Lana MacEachern will interview the authors, and the festival breaks for lunch. Coles Books mobile store will be on hand to sell the featured authors’ books, authors will sign books, there are fund-raising raffles and souvenirs for sale, and food concessions will be open. The audience is welcome to bring picnic lunches well. Live music will be provided by Floyd Rudolph.
Pauline Dakin authored the bestseller Run, Hide, Repeat: A Memoir of a Fugitive Childhood, released by Penguin Random House Canada in September 2017 under the Viking imprint. Her 30-year journalism career included award-winning work in film, television, radio and print, with a focus on health issues, documentaries, current affairs and production. Her awards list includes a citation from Canada’s top journalism prize, the Michener Awards, three fellowships from the National Press Foundation in Washington, DC, and a fellowship from the MIT/Knight Science journalism on medical evidence. Originally from British Columbia, she is now in Nova Scotia. Currently she teaches journalism at the University of Kings’ College.
Wayne Johnston is a multi-award-winning and highly acclaimed author whose latest (10th) novel, First Snow, Last Light has earned rave reviews since its release in the fall of 2017. Born and raised in Goulds, Newfoundland & Labrador, Johnston worked as a reporter for the St. John’s Daily News devoting himself to full-time writing. His first novel, The Story of Bobby O’Malley won the WH Smith/Book award for the best first English-language novel that year, and subsequent works received critical acclaim and attention. He lives in Toronto.
Kelly Linehan interviews both Dakin and Johnston. Then all four authors gather on stage for a panel discussion, followed by audience question and answer, moderated by Linehan.
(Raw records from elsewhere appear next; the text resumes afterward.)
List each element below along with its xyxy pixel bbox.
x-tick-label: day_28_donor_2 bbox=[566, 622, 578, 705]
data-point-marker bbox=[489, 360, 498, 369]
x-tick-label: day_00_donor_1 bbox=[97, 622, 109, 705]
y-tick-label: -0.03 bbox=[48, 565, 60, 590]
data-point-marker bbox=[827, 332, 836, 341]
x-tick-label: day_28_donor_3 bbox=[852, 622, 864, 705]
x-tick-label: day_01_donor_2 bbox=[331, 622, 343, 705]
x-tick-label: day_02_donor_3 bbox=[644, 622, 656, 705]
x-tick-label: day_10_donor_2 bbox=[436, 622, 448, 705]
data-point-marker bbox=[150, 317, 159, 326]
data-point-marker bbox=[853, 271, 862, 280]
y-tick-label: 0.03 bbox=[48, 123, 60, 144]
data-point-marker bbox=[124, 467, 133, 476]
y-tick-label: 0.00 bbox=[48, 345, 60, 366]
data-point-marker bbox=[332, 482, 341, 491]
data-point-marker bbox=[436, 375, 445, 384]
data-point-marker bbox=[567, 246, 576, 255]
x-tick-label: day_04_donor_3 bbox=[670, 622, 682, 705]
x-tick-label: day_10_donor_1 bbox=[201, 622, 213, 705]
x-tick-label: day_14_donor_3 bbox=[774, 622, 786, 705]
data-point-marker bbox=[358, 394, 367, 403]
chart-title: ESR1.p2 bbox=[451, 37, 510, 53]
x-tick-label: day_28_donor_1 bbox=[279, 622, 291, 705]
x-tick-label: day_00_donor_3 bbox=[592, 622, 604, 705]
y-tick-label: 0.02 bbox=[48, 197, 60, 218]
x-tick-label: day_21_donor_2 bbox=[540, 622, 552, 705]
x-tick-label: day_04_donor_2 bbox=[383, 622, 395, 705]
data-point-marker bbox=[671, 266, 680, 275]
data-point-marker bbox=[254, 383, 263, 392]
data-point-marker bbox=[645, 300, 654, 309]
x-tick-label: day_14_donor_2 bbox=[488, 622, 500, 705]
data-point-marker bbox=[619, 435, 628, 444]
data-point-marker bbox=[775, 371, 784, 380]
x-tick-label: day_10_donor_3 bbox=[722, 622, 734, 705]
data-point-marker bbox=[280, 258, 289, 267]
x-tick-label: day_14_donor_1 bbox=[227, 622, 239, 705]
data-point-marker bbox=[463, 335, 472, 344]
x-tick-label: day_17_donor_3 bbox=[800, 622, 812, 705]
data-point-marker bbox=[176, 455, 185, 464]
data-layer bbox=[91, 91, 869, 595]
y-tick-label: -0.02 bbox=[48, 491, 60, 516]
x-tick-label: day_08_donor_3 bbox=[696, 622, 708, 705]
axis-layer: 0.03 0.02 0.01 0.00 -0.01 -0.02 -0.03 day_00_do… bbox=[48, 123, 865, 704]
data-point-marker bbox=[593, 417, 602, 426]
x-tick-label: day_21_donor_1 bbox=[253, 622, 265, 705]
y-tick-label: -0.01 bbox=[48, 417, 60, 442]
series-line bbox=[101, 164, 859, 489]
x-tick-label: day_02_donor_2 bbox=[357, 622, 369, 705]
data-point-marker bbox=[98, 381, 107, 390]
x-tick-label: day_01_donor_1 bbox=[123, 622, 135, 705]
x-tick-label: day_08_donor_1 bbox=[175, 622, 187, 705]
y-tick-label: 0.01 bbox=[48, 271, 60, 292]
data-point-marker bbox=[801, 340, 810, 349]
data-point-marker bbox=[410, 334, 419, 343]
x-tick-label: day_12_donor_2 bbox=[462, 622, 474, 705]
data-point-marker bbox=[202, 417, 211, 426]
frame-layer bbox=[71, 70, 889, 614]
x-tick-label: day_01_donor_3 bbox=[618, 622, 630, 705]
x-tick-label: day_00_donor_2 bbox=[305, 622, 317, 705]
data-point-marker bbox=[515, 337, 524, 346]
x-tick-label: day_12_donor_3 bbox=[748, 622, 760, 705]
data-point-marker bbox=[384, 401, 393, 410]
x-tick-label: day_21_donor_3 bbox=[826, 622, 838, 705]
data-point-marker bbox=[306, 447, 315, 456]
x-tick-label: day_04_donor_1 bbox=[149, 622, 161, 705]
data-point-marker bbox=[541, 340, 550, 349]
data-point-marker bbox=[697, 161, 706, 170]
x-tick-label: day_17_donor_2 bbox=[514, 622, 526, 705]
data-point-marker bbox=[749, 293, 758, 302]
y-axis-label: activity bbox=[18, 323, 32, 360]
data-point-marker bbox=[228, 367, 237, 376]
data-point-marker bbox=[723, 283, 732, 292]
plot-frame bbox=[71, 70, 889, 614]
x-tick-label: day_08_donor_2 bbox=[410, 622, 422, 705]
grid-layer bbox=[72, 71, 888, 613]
The festival closes at 3:30 p.m.
No admission fees are charged to any of the events. Festival organizers feel it is of utmost importance that all aspects of the festival are made accessible to everyone, regardless of economic status. When it comes to books and reading, everyone is equal. However, it costs a lot of money to put on a festival like Read by the Sea. The festival is largely funded by grants from various levels of government, by private donors, and by the fund-raising effort of the festival’s volunteer committee. Any of those may not provide enough funds in any given year. Even though organizers don’t ask for admission fees, if anyone can afford to help even a little bit, they are invited to participate in a fundraiser or make a donation.